Sedangkan, kepala sekolah sebagai supervisor berkaitan dengan kegiatan–kegiatan pelayanan terhadap peningkatan kemampuan profesionalisme guru dalam rangka mencapai proses pembelajaran yang berkualitas. Untuk dapat melakukan tugas dan tanggung jawab tersebut, kepala sekolah perlu memiliki berbagai kemampuan yang diperlukan. Menurut Katz bahwa kemampuan manajerial itu meliputi technical skill (kemampuan teknik), human skill (kemampuan hubungan kemanusiaan), dan conceptual skill (kemampuan konseptual). Kemampuan teknik adalah kemampuan yang berhubungan erat dengan penggunaan alat-alat, prosedur, metode dan teknik dalam suatu aktivitas manajemen secara benar (working with things). Sedangkan, kemampuan hubungan kemanusiaan merupakan kemampuan untuk menciptakan dan membina hubungan baik, memahami dan mendorong orang lain sehingga mereka bekerja secara suka rela, tiada paksaan dan lebih produktif (working with people). Kemampuan konseptual adalah kemampuan mental untuk mengkoordinasikan, dan memadukan semua kepentingan serta kegiatan organisasi. Dengan kata lain, kemampuan konseptual ini terkait dengan kemampuan untuk membuat konsep (working with ideas) tentang berbagai hal dalam lembaga yang dipimpinnya (Wahjosumidjo (2002:14)
Seiring dengan perubahan paradigma desentralisasi pendidikan dan otonomisasi sekolah/madrasah dengan diberlakukannya suatu model manajemen school based management, maka kepala sekolah sebagai top manajemen di sekolah mempunyai kedudukan yang sangat penting dan strategis. Bahkan menurut hasil studi dari Lipham disebutkan bahwa keberhasilan suatu sekolah (madrasah) sangat ditentukan oleh kemampuan kepala madrasah/sekolah dalam mengelola dan memimpin lembaganya.
Dalam kaitannya dengan pengem-bangan personalia di madrasah, menurut Wiles bahwa ada sejumlah keterampilan yang perlu dimiliki oleh seorang pemimpin pendidikan yaitu keterampilan dalam memimpin, menjalin hubungan kerja dengan sesama, menguasai kelompok, mengelola administrasi personalia, dan keterampilan dalam penilaian.
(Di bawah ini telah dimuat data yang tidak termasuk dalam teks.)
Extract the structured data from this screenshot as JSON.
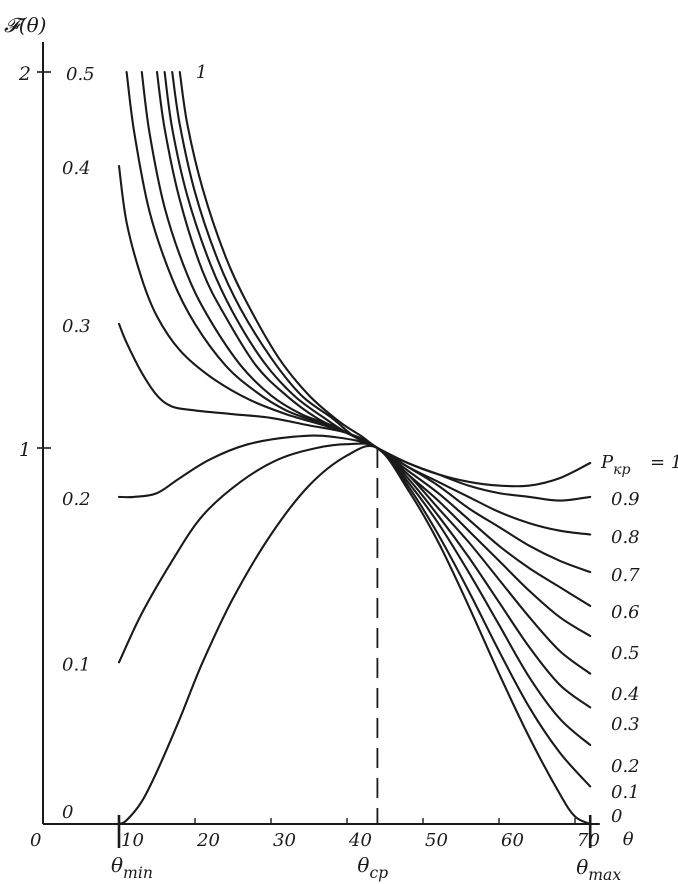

Selain itu, seorang kepala sekolah dalam melaksanakan tugasnya hendaknya mempunyai tiga kecerdasan, yaitu kecerdasan pesonal, kecerdasan profesional, dan kecerdasan manajerial. Kecerdasan personal adalah kemampuan, skil dan keterampilan untuk melakukan hubungan sosial dalam konteks tata hubungan profesional maupun sosial. Sedangkan, kecerdasan professional merupakan kecerdasan yang diperoleh melalui pendidikan yang berupa keahlian tertentu di bidangnya. Adapun kecerdasan manajerial adalah kecerdasan yang berkaitan dengan kemampuan untuk melakukan kerja sama dengan mengerjakan sesuatu melalui orang lain, baik kemampuan mencipta, membuat perencanaan, pengorganisasian, komunikasi, memberikan motivasi, maupun melakukan evaluasi (Sahertian,2000:18).